Paket Perppu Nomor 1/2004 plus Keppres Nomor 41/2004 sendiri memang memiliki implikasi amat serius terhadap lingkungan. Secara ekonomi, sebagaimana perhitungan Greenomics, aktivitas pertambangan di kawasan hutan lindung ini akan menorehkan kerusakan lingkungan senilai Rp 70 triliun per tahun. Tapi yang lebih kita sesali adalah kerugian yang bersifat intangible berupa hilangnya keragaman hayati. Itu sungguh niscaya dan tak bisa dinilai secara ekonomi.
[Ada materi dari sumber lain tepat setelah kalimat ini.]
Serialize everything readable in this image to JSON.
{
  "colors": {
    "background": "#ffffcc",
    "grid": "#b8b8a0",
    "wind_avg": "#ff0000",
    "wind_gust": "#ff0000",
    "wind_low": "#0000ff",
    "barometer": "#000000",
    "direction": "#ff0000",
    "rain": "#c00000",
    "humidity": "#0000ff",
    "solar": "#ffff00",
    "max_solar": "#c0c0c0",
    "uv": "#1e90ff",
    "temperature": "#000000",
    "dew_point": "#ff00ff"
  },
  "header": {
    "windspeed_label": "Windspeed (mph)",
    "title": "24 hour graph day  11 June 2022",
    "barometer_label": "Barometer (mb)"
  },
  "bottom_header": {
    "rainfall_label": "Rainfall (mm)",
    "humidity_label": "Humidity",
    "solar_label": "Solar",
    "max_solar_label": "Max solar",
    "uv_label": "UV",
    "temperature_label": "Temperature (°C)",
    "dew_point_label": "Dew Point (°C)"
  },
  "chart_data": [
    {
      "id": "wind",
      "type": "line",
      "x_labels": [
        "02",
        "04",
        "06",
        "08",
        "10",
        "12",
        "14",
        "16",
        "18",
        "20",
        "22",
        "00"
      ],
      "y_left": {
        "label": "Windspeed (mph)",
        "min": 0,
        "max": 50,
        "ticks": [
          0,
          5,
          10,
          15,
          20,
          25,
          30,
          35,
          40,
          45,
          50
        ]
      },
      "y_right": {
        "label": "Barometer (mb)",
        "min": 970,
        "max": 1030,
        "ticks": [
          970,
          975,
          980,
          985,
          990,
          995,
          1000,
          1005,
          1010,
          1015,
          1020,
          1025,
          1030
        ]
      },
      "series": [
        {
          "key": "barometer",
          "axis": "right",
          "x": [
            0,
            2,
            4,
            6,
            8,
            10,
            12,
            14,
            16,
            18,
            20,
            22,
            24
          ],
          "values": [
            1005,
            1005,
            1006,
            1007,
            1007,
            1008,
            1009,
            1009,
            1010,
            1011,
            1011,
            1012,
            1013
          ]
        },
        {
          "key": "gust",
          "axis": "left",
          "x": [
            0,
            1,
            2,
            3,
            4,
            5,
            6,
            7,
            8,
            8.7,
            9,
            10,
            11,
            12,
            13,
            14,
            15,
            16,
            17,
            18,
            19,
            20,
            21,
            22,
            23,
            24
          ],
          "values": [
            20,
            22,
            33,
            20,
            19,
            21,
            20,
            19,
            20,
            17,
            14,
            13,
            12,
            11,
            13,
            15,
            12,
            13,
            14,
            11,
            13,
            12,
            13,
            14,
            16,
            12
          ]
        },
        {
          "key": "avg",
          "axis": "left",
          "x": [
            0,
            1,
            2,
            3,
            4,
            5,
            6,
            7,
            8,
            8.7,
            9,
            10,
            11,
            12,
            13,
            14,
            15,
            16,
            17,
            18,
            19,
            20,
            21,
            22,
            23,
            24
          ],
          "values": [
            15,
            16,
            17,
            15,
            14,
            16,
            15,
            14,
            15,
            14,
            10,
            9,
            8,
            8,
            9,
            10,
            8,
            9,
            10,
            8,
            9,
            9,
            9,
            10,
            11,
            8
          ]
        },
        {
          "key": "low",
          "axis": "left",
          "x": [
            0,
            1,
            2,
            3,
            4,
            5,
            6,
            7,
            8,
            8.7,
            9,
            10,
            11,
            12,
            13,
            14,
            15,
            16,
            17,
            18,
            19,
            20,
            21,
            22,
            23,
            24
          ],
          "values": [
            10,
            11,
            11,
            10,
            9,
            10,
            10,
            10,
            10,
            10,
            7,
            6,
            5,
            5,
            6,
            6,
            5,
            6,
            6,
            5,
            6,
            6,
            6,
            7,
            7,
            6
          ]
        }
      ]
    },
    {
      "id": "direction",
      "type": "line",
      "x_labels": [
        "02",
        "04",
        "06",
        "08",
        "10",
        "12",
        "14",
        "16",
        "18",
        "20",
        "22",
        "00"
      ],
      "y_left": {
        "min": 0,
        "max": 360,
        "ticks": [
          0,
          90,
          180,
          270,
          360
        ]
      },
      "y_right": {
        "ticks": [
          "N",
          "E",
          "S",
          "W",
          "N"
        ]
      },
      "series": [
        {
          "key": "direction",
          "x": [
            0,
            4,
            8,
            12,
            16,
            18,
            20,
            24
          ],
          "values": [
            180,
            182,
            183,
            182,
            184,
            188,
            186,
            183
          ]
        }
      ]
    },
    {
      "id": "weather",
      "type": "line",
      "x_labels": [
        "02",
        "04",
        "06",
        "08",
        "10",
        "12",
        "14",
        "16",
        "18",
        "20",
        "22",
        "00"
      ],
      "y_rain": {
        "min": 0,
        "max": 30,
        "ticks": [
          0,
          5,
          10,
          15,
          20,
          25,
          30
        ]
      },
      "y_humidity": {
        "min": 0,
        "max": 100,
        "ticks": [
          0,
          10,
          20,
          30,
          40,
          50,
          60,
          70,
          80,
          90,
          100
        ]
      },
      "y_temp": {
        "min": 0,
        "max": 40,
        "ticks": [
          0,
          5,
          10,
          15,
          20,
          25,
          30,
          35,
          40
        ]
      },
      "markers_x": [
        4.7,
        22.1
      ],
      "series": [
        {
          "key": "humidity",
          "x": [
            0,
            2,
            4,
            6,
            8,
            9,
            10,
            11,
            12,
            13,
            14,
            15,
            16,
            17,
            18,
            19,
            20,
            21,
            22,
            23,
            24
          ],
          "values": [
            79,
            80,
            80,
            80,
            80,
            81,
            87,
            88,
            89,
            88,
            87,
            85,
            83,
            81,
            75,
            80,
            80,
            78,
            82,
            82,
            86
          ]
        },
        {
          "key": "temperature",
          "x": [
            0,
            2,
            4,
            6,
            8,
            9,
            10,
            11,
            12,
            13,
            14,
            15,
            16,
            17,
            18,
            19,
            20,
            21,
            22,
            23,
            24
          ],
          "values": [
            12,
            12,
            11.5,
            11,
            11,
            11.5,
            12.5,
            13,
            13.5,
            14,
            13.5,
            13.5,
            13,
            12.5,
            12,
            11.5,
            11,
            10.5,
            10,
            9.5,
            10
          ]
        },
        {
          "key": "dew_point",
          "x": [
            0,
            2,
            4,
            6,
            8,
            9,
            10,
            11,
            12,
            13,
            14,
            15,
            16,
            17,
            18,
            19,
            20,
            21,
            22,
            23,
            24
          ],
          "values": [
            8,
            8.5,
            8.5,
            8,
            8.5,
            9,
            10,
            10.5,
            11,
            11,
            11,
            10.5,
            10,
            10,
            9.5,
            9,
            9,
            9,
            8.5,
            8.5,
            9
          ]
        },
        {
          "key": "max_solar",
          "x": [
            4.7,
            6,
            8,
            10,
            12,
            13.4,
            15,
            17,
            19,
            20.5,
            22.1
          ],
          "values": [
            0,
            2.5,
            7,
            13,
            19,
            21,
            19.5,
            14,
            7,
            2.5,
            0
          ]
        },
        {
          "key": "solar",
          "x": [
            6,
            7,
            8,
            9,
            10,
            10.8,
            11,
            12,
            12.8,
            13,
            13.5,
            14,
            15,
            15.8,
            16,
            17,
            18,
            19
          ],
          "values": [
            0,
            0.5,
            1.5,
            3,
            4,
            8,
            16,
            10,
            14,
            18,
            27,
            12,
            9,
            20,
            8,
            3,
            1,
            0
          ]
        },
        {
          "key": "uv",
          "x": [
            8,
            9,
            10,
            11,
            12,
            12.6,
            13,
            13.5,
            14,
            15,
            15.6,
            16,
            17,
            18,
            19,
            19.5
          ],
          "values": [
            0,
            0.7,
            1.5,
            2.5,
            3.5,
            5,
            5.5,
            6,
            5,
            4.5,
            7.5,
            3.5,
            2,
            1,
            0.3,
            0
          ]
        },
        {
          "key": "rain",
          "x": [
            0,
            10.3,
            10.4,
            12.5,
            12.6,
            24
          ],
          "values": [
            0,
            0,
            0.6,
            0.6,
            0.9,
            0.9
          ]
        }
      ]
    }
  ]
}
Justru itu, seharusnya DPR bukan merestui keputusan pemerintah memberikan izin operasi terhadap 13 perusahaan pertambangan. DPR seharusnya mengoreksi dan meluruskan sikap pemerintah tersebut.

Karena itu pula, tidak berlebihan bahwa kalangan LSM penggiat masalah lingkungan pun segera melayangkan gugatan class action, di samping mengadu ke Mahkamah Konstitusi, berkaitan dengan keputusan pemerintah menerbitkan Perppu Nomor 1/2004 yang memberikan izin pertambangan di kawasan hutang lindung ini. Langkah tersebut sama sekali bukan merupakan sikap ngeyel, melainkan lebih menegasikan tanggung jawab dan tekad menyelamatkan keberadaan hutan lindung yang nyata-nyata terancam rusak oleh aktivitas pertambangan.

Kita menghargai tekad pemerintah sebagaimana diutarakan Menhut M Prakosa yang mengaku akan melakukan pengawasan ekstra ketat terhadap kegiatan pertambangan di kawasan hutan lindung ini. Tapi kita tidak mendapat penjelasan tentang langkah konkret mengenai strategi dan mekanisme pengawasan tersebut.

Lagi pula, jujur saja, kita skeptis bahwa pemerintah mampu melakukan fungsi pengawasan di lapangan. Kita bercermin saja pada masalah penebangan liar (illegal logging). Melihat penebangan liar terus saja marak, tak bisa tidak kita beroleh kesan bahwa pemerintah jelas-jelas gagal melakukan fungsi pengawasan dan penindakan hukum.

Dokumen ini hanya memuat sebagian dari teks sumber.